UCSF Study Highlights Success of Brain Surgery for Severe Epilepsy

Edward Chang

Two-thirds of people with severe and otherwise untreatable epilepsy were completely cured of their frequent seizures after undergoing neurosurgery at the University of California, San Francisco Medical Center, according to a new study that examined 143 of these patients two years after their operations.

The new study not only shows the promise of this type of neurosurgery at treating severe epilepsy, it also highlights how research into brain imaging may help to further improve results for people who have such operations.

“Surgery can be a powerful way to stop this disorder in its tracks,” said UCSF Neurosurgeon Edward Chang, who led study, which is published this week in the journal Annals of Neurology. “Many of these people were living 10, 15 or 20 years with very severe and dangerous seizures.”

The success of the surgery, added Chang, was directly related to the accuracy with which the medical team could map the brain, identify the exact pieces of tissue responsible for an individual’s seizures and ultimately remove them.

“We need to continue to focus on developing new methods to figure out and pinpoint where the seizures are coming from,” said Chang.

Surgery for the Worst Cases

Epilepsy has been known as a disease since ancient times. Hippocrates, the father of western medicine, described it in detail in his writings some 2,500 years ago, and it is believed to have afflicted many famous people throughout history, including Julius Caesar. About two million people in the United States suffer from the disease today, according to the U.S. Centers for Disease Control and Prevention, and the World Health Organization estimates that some 50 million people worldwide have epilepsy, a name that means “seizures” in Greek.

While seizures are common to a number of other conditions, including head injuries, infections, exposure to toxins, sleep deprivation and stroke, people with epilepsy suffer recurrent seizures. Those seizures basically result from spontaneous instabilities in the brain’s neurons that can lead to symptoms ranging from slight muscle twitches to severe convulsions and loss of consciousness, depending on which parts of the brain are involved.

For many people with epilepsy, seizures are triggered by physical malformations in their brains that formed during early development. Powerful anticonvulsant drugs help many of them overcome their seizures, but a subset of people with epilepsy do not respond to the drugs. Some suffer only the occasional seizure, but others with more severe cases of epilepsy may suffer from dozens of seizures daily.

For those with such severe, untreatable epilepsy, brain surgery can be the last and best hope, aiming to remove the problematic pieces of brain tissue – which may be as small as an acorn or as large as half the brain.
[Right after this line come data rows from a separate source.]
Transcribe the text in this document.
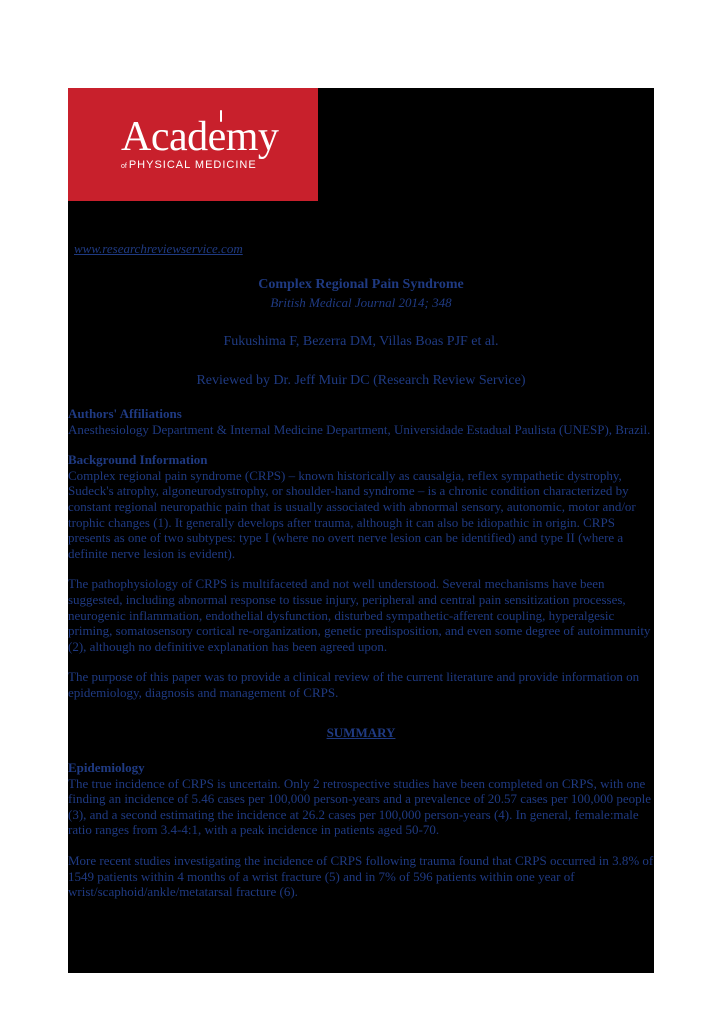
Academy
of PHYSICAL MEDICINE
www.researchreviewservice.com
Complex Regional Pain Syndrome
British Medical Journal 2014; 348
Fukushima F, Bezerra DM, Villas Boas PJF et al.
Reviewed by Dr. Jeff Muir DC (Research Review Service)
Authors' Affiliations

Anesthesiology Department & Internal Medicine Department, Universidade Estadual Paulista (UNESP), Brazil.

Background Information

Complex regional pain syndrome (CRPS) – known historically as causalgia, reflex sympathetic dystrophy, Sudeck's atrophy, algoneurodystrophy, or shoulder-hand syndrome – is a chronic condition characterized by constant regional neuropathic pain that is usually associated with abnormal sensory, autonomic, motor and/or trophic changes (1). It generally develops after trauma, although it can also be idiopathic in origin. CRPS presents as one of two subtypes: type I (where no overt nerve lesion can be identified) and type II (where a definite nerve lesion is evident).

The pathophysiology of CRPS is multifaceted and not well understood. Several mechanisms have been suggested, including abnormal response to tissue injury, peripheral and central pain sensitization processes, neurogenic inflammation, endothelial dysfunction, disturbed sympathetic-afferent coupling, hyperalgesic priming, somatosensory cortical re-organization, genetic predisposition, and even some degree of autoimmunity (2), although no definitive explanation has been agreed upon.

The purpose of this paper was to provide a clinical review of the current literature and provide information on epidemiology, diagnosis and management of CRPS.

SUMMARY
Epidemiology

The true incidence of CRPS is uncertain. Only 2 retrospective studies have been completed on CRPS, with one finding an incidence of 5.46 cases per 100,000 person-years and a prevalence of 20.57 cases per 100,000 people (3), and a second estimating the incidence at 26.2 cases per 100,000 person-years (4). In general, female:male ratio ranges from 3.4-4:1, with a peak incidence in patients aged 50-70.

More recent studies investigating the incidence of CRPS following trauma found that CRPS occurred in 3.8% of 1549 patients within 4 months of a wrist fracture (5) and in 7% of 596 patients within one year of wrist/scaphoid/ankle/metatarsal fracture (6).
As the new study has highlighted, when the surgery works it can completely cure the seizures overnight. But a challenge remains because many malformations that cause the seizures are invisible to most forms of imaging.

UCSF Medical Center is one of just a few facilities in the country that is a world leader in brain imaging, epilepsy neurology and neurosurgery, and as a result, is one of the biggest epilepsy surgery programs in the United States. The latest study was part of a larger project at UCSF that is seeking to understand the different classes of malformations in the brain that lead to seizures and why certain people respond to treatment while others do not.

While those larger questions remain unanswered, according to Chang, the latest study proves a simple concept he hopes will drive further research in the field.

The better doctors can map the brain and identify the source of the seizures, Chang said, the greater will be the impact of the surgery.

The article, “Predictors of seizure freedom after surgery for malformations of cortical development” is authored by Edward F. Chang, Doris D. Wang, A. James Barkovich, Tarik Tihan, Kurtis I. Auguste, Joseph E. Sullivan, Paul A. Garcia, and Nicholas M. Barbaro and appears in the journal Annals of Neurology.